Preparing input data
function getLinks() { // css selector \/
const links = [...document.querySelectorAll('a.css-1undbtb-7937d88b--AVideoContainer')]
.map(a => a.href)
.filter(Boolean)
.join('\n');
console.log(links);
return links;
}
getLinks();
- The JavaScript function above is used in the browser console to get each video link.
- Links are copied to a .csv; then using Excel functions, Text to Columns and transpose, data is formatted to one link per row.
- Run the program which takes the .csv links and adds them to a playlist.
Program sequence
- Iterate links.csv
- Crawler downloads TikTok as .mp3 through a third party service.
- Use FFmpeg to extract audio as a .mp3
- Extract text with GPT-4o mini Transcribe model.
- Format transcript inti playlist .csv from text with GPT-4o mini.
- Use spotify API to get song URIs and add them to the playlist.
TikTok put up a good fight against my Go Chromdriver, so I chose to use a third party service to download the videos. For this same reason the links need to be fetched manualy. As much as I love a good scraper / crawler, I know how they can be frouned apown, so doing some of these steps manually isn’t a big deal to me.

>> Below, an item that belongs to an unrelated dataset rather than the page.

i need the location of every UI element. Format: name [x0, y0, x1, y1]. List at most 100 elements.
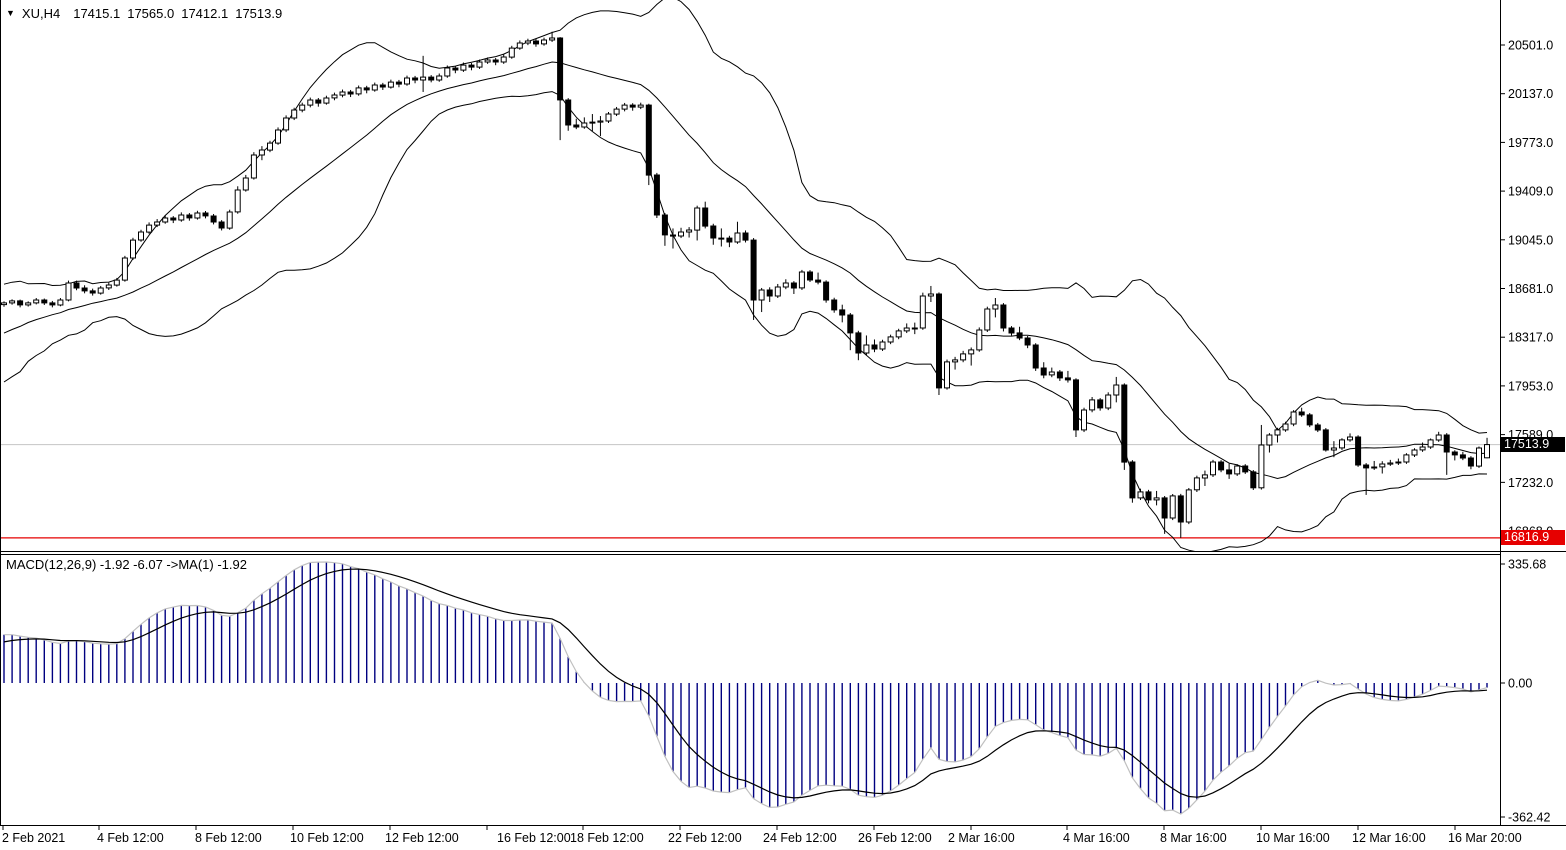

Building off those setbacks, I decided that It would make more sense to build a quick tool rather than a full scheduled application which runs every so often. This allowed me to speed up the development process by focusing only on the core functionality. For instance, I decided to not use a database; instead, the program tracks its progress by keeping all the files and indexing the directory to find the next file to process which I also believe keeps the database from becoming out of sync.
Reviewing my choice of Go, this project probably would’ve made a good Jupyter Notebook, especially since most of the processing is not done in the program. Go did get its moment to shine when I enabled concurrency, though. I didn’t get any metrics, but handling five videos at once was a huge improvement, especially for the amount of work put in to add that feature. If you know me, I’m a fan of Go, even if it did make the code 100 lines longer, this project was great and fulfilled its purpose quite well without being very complicated.
Conclusion
Finally, “How was the music you may ask?” The playlist is on spotify if you want to take a listen, but in my opinion, it was severely underwhelming. It wasn’t a complete loss, though, since I did figure out the black eyed peas arnt half bad, but it seems that I expected it to be incredibly curated when in reality it was just a very average playlist. I created a pivot table to find my repeat offenders, and the data says it all. I like billy joel, but I’ve lost my taste for Vienna after It became popular on TikTok. There are a lot of songs that I like, but it just doesn’t feel special.